Other providers on the call — from durable medical equipment providers to occupational, physical and speech therapists — told the federal officials that prior authorizations have been cumbersome and payments have been incorrect.

Rhonda Shouse, a Medicaid enrollee and administrator of MCO Watchdog — a Facebook group with nearly 2,000 members — told officials that she’s recently run into issues filling a prescription— an issue that was echoed by other beneficiaries and providers on the call.

Shouse said that she tried to refill the prescription about two weeks ago and was told she needed pre-authorization from her MCO. After waiting a week for the pre-authorization, her doctor told her Monday morning it had been denied.
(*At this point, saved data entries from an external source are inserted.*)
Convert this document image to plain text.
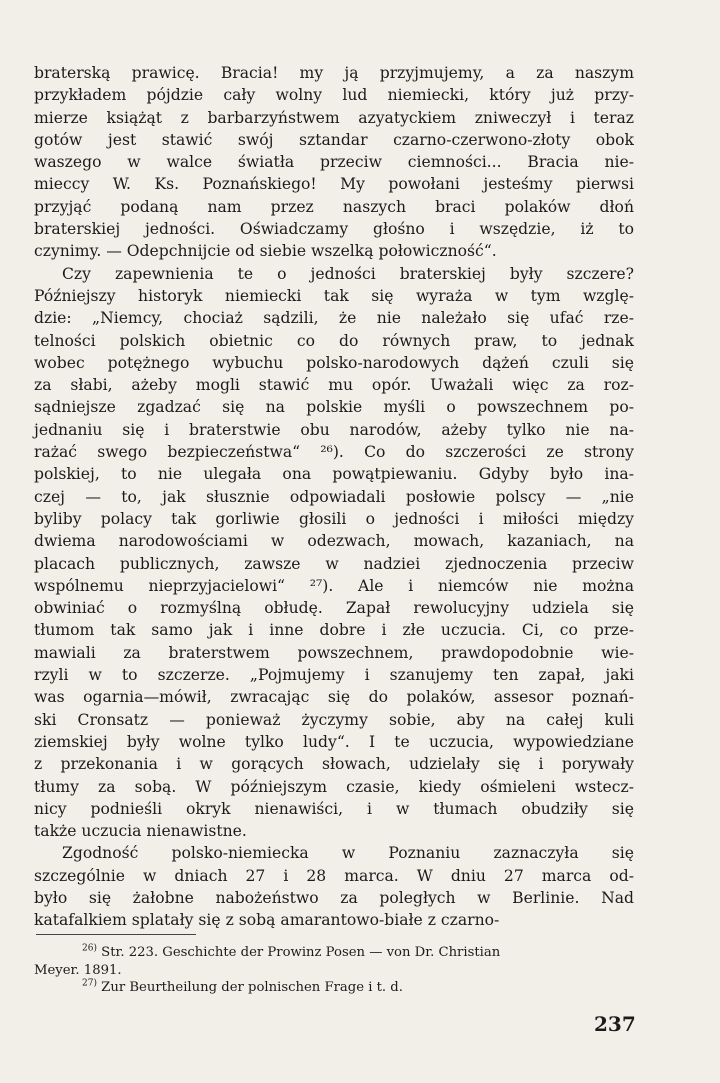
braterską prawicę. Bracia! my ją przyjmujemy, a za naszym
przykładem pójdzie cały wolny lud niemiecki, który już przy-
mierze książąt z barbarzyństwem azyatyckiem zniweczył i teraz
gotów jest stawić swój sztandar czarno-czerwono-złoty obok
waszego w walce światła przeciw ciemności... Bracia nie-
mieccy W. Ks. Poznańskiego! My powołani jesteśmy pierwsi
przyjąć podaną nam przez naszych braci polaków dłoń
braterskiej jedności. Oświadczamy głośno i wszędzie, iż to
czynimy. — Odepchnijcie od siebie wszelką połowiczność“.
Czy zapewnienia te o jedności braterskiej były szczere?
Późniejszy historyk niemiecki tak się wyraża w tym wzglę-
dzie: „Niemcy, chociaż sądzili, że nie należało się ufać rze-
telności polskich obietnic co do równych praw, to jednak
wobec potężnego wybuchu polsko-narodowych dążeń czuli się
za słabi, ażeby mogli stawić mu opór. Uważali więc za roz-
sądniejsze zgadzać się na polskie myśli o powszechnem po-
jednaniu się i braterstwie obu narodów, ażeby tylko nie na-
rażać swego bezpieczeństwa“ ²⁶). Co do szczerości ze strony
polskiej, to nie ulegała ona powątpiewaniu. Gdyby było ina-
czej — to, jak słusznie odpowiadali posłowie polscy — „nie
byliby polacy tak gorliwie głosili o jedności i miłości między
dwiema narodowościami w odezwach, mowach, kazaniach, na
placach publicznych, zawsze w nadziei zjednoczenia przeciw
wspólnemu nieprzyjacielowi“ ²⁷). Ale i niemców nie można
obwiniać o rozmyślną obłudę. Zapał rewolucyjny udziela się
tłumom tak samo jak i inne dobre i złe uczucia. Ci, co prze-
mawiali za braterstwem powszechnem, prawdopodobnie wie-
rzyli w to szczerze. „Pojmujemy i szanujemy ten zapał, jaki
was ogarnia—mówił, zwracając się do polaków, assesor poznań-
ski Cronsatz — ponieważ życzymy sobie, aby na całej kuli
ziemskiej były wolne tylko ludy“. I te uczucia, wypowiedziane
z przekonania i w gorących słowach, udzielały się i porywały
tłumy za sobą. W późniejszym czasie, kiedy ośmieleni wstecz-
nicy podnieśli okryk nienawiści, i w tłumach obudziły się
także uczucia nienawistne.
Zgodność polsko-niemiecka w Poznaniu zaznaczyła się
szczególnie w dniach 27 i 28 marca. W dniu 27 marca od-
było się żałobne nabożeństwo za poległych w Berlinie. Nad
katafalkiem splatały się z sobą amarantowo-białe z czarno-
$^{26)}$ Str. 223. Geschichte der Prowinz Posen — von Dr. Christian
Meyer. 1891.
$^{27)}$ Zur Beurtheilung der polnischen Frage i t. d.
237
Her doctor provided her with free samples of the drug as a stopgap measure.

“How long are drugmakers and doctors supposed to step in for the MCOs?” she asked. “I’m preparing for a surgery next month. I would hate to have to postpone it because of a preventable hospitalization.”

Sen. Liz Mathis, D-Cedar Rapids, who also listened in to the call, said afterward that she wished the federal officials would have offered more insight and help.

“One person, I think it was Rhonda (Shouse), talked about issues getting medication, and Jim Golden (with CMS) said, ‘Well, you can appeal that,’” she recalled.

“So many providers, who are really smart and have done a lot of work for this, have just exhausted options,” she continued. Calling the MCOs and Iowa Medicaid “have been tried multiple times.”

Legislators will keep shining a light on issues until things begin to get resolved, Mathis added.

“It’s time to take off the gloves,” she said.

Also on Monday, Branstad touted the more than 365 meetings Department of Human Services and MCO representatives have held or attended since the transition was announced in early 2015.